A few of the most basic examples of marketing automation:
- Email Marketing
- Integration from Lead Capture to the CRM
- Sales-based strategies
Fundamentally, most Marketing Automation is linked to Lead Capture, which is linked to the CRM, which is linked to Sales & Marketing; therefore, a lot of what will and won’t work from a Marketing Automation perspective needs to be mapped out against the Sales & Marketing flow for an organization.
The various Automation applications can each be used on their own, or in combination, to increase conversion rates of leads into converted customers, and from there into loyal customers.
For example, we see automation in play at many car dealerships or dental practices, where a series of texts or emails are sent before and after a scheduled appointment. At scale, this type of marketing automation helps improve the customer experience and boost CLV. The additional CLV must be weighed against the cost of the technology + management of said applications.
Direct Marketing includes everything from email to text messaging, direct mail and even door-to-door.
Much has changed since the days when we would look at Direct Marketing through the lens of junk mail in the post or a knock on the door. Now it can fly at us in multiple different forms via the digital ether; nevertheless, the art of Direct Marketing typically is built around the messaging. Even with the inception of ChatGPT and other ‘writing companions,’ there is still an art to writing copy that compels us to buy.
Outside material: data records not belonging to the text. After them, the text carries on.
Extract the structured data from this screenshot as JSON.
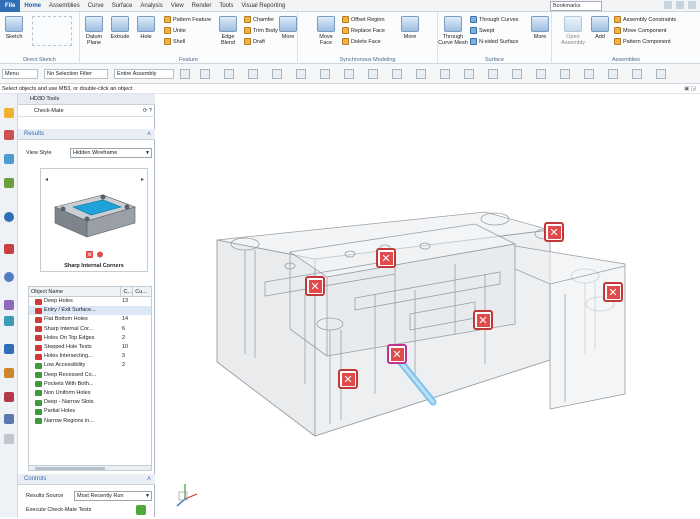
{
  "menubar": {
    "file": "File",
    "tabs": [
      "Home",
      "Assemblies",
      "Curve",
      "Surface",
      "Analysis",
      "View",
      "Render",
      "Tools",
      "Visual Reporting"
    ],
    "active_tab": "Home",
    "search_placeholder": "Bookmarks"
  },
  "ribbon": {
    "direct_sketch": {
      "name": "Direct Sketch",
      "sketch": "Sketch"
    },
    "feature": {
      "name": "Feature",
      "buttons": [
        "Datum Plane",
        "Extrude",
        "Hole"
      ],
      "small": [
        "Pattern Feature",
        "Unite",
        "Shell",
        "Chamfer",
        "Trim Body",
        "Draft",
        "Edge Blend"
      ],
      "more": "More"
    },
    "synchronous": {
      "name": "Synchronous Modeling",
      "buttons": [
        "Move Face"
      ],
      "small": [
        "Offset Region",
        "Replace Face",
        "Delete Face"
      ],
      "more": "More"
    },
    "surface": {
      "name": "Surface",
      "buttons": [
        "Through Curve Mesh"
      ],
      "small": [
        "Through Curves",
        "Swept",
        "N-sided Surface"
      ],
      "more": "More"
    },
    "assemblies": {
      "name": "Assemblies",
      "buttons": [
        "Open Assembly",
        "Add"
      ],
      "small": [
        "Assembly Constraints",
        "Move Component",
        "Pattern Component"
      ]
    }
  },
  "toolbar": {
    "menu": "Menu",
    "filter": "No Selection Filter",
    "scope": "Entire Assembly"
  },
  "cue_line": "Select objects and use MB3, or double-click an object",
  "panel": {
    "title": "HD3D Tools",
    "subtitle": "Check-Mate",
    "results_section": "Results",
    "view_style_label": "View Style",
    "view_style_value": "Hidden Wireframe",
    "preview_caption": "Sharp Internal Corners",
    "columns": [
      "Object Name",
      "C...",
      "Cu..."
    ],
    "rows": [
      {
        "name": "Deep Holes",
        "c": "13",
        "status": "bad"
      },
      {
        "name": "Entry / Exit Surface...",
        "c": "",
        "status": "bad"
      },
      {
        "name": "Flat Bottom Holes",
        "c": "14",
        "status": "bad"
      },
      {
        "name": "Sharp Internal Cor...",
        "c": "6",
        "status": "bad"
      },
      {
        "name": "Holes On Top Edges",
        "c": "2",
        "status": "bad"
      },
      {
        "name": "Stepped Hole Tests",
        "c": "10",
        "status": "bad"
      },
      {
        "name": "Holes Intersecting...",
        "c": "3",
        "status": "bad"
      },
      {
        "name": "Low Accessibility",
        "c": "2",
        "status": "ok"
      },
      {
        "name": "Deep Recessed Co...",
        "c": "",
        "status": "ok"
      },
      {
        "name": "Pockets With Both...",
        "c": "",
        "status": "ok"
      },
      {
        "name": "Non Uniform Holes",
        "c": "",
        "status": "ok"
      },
      {
        "name": "Deep - Narrow Slots",
        "c": "",
        "status": "ok"
      },
      {
        "name": "Partial Holes",
        "c": "",
        "status": "ok"
      },
      {
        "name": "Narrow Regions in...",
        "c": "",
        "status": "ok"
      }
    ],
    "controls_section": "Controls",
    "results_source_label": "Results Source",
    "results_source_value": "Most Recently Run",
    "execute_label": "Execute Check-Mate Tests"
  }
}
Where Direct Marketing typically works is when it is strong enough to get the target market to act by being the right product or service at the right price; there is a strong element of personalization required, in both the product/service itself and the messaging.
Where Direct Marketing usually fails is with a spray-and-pray, mass market approach that ends up in either spam or the garbage.
The medium – despite the plethora of possibilities – is still less important than the message. Even Cold Calling is still alive, and we see the rebirth of ‘live selling’ coming up in the era of social commerce.
As has always been the case, the Maestros of Direct Marketing will be able to adapt to whatever changes emerge with AI + everything else, and deliver a message to the market that is personalized, targeted, and tempting.